RISING prices, job losses and falling wages would be the result of a no-deal Brexit, Philip Hammond warned in his Spring Statement yesterday.
The economy and Britain’s ‘standing in the world’ have been damaged by the political paralysis over withdrawal from the EU, the chancellor said.
Figures from the Office for Budget Responsibility predicted growth for this year of 1.2 per cent, revised down from its previous estimate of 1.6 per cent.
Mr Hammond said he expected to see ‘significant disruption in the short and medium term’ if nothing was done to stop a no-deal by default on March 29.
And he forecast that crashing out would also mean a ‘smaller, less prosperous economy in the long term’.
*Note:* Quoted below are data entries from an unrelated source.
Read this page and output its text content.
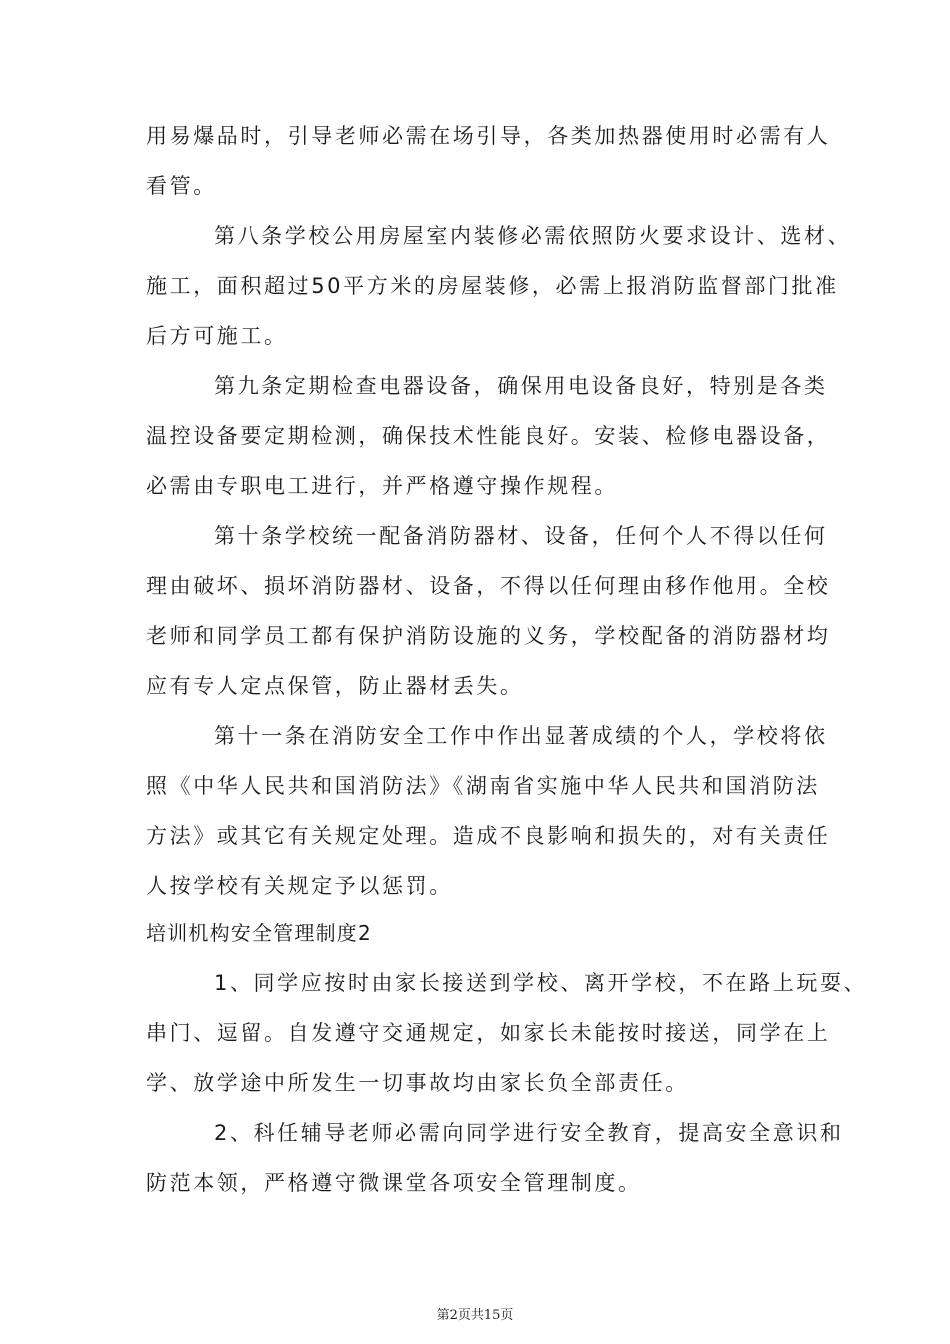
用易爆品时，引导老师必需在场引导，各类加热器使用时必需有人
看管。
第八条学校公用房屋室内装修必需依照防火要求设计、选材、
施工，面积超过50平方米的房屋装修，必需上报消防监督部门批准
后方可施工。
第九条定期检查电器设备，确保用电设备良好，特别是各类
温控设备要定期检测，确保技术性能良好。安装、检修电器设备，
必需由专职电工进行，并严格遵守操作规程。
第十条学校统一配备消防器材、设备，任何个人不得以任何
理由破坏、损坏消防器材、设备，不得以任何理由移作他用。全校
老师和同学员工都有保护消防设施的义务，学校配备的消防器材均
应有专人定点保管，防止器材丢失。
第十一条在消防安全工作中作出显著成绩的个人，学校将依
照《中华人民共和国消防法》《湖南省实施中华人民共和国消防法
方法》或其它有关规定处理。造成不良影响和损失的，对有关责任
人按学校有关规定予以惩罚。
培训机构安全管理制度2
1、同学应按时由家长接送到学校、离开学校，不在路上玩耍、
串门、逗留。自发遵守交通规定，如家长未能按时接送，同学在上
学、放学途中所发生一切事故均由家长负全部责任。
2、科任辅导老师必需向同学进行安全教育，提高安全意识和
防范本领，严格遵守微课堂各项安全管理制度。
第2页共15页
Warning of ‘higher unemployment, lower wages, higher prices in the shops’, he told MPs: ‘That is not what the British people voted for in June 2016.’ The chancellor, who campaigned for Remain, held back from splashing the cash after previously saying he had to keep funds in reserve to help the country cope with no-deal disruption.
But his Spring Statement mini-budget did include an extra £100million to help police tackle violent crime.
He said the government would guarantee £3billion of borrowing by housing associations in England, to help them build 30,000 affordable homes.
And he said girls at secondary schools would get free sanitary products.
Mr Hammond said leaving the EU with an agreement would allow him to spend more freely and deliver a ‘deal dividend’.
He has previously spoken of a ‘double dividend’, saying that an orderly Brexit would prompt firms to go ahead with investments that have been put on ice.
But John McDonnell (pictured), the shadow chancellor, said firms were being driven to bankruptcy by the uncertainty over future trade.
He said Mr Hammond’s offer of a dividend was a ‘bribe’ intended to ‘cajole’ MPs into backing Theresa May’s deal with the EU after it was rejected for a second time on Tuesday.
The Labour frontbencher also said the chancellor was guilty of ‘callous complacency’ over austerity. ‘He turns up today with no real end or reversal of austerity and to threaten us that it can only end if we accept this government’s bad deal over Brexit,’ Mr McDonnell said.
In addition to the downgrade of its growth forecast for this year, the OBR predicted 1.4 per cent next year and 1.6 per cent in each of the following three years.
But it did offer Mr Hammond some cheer by revealing income tax and national insurance revenues had been £11billion higher than expected, because of wages oustripping inflation.
It means the chancellor is on track to meet his fiscal targets with £26.6billion to spare, an increase on the £15.4billion that was being forecast at the time of the autumn Budget.
Treasury sources hailed it as an ‘extraordinary’ indication of how well the economy is performing.
But the CBI warned the rosy picture could be ruined by a no-deal. ‘This year’s forecast downgrade brings the danger of no-deal to the UK economy sharply into view — it must be avoided,’ said its chief economist Rain Newton-Smith.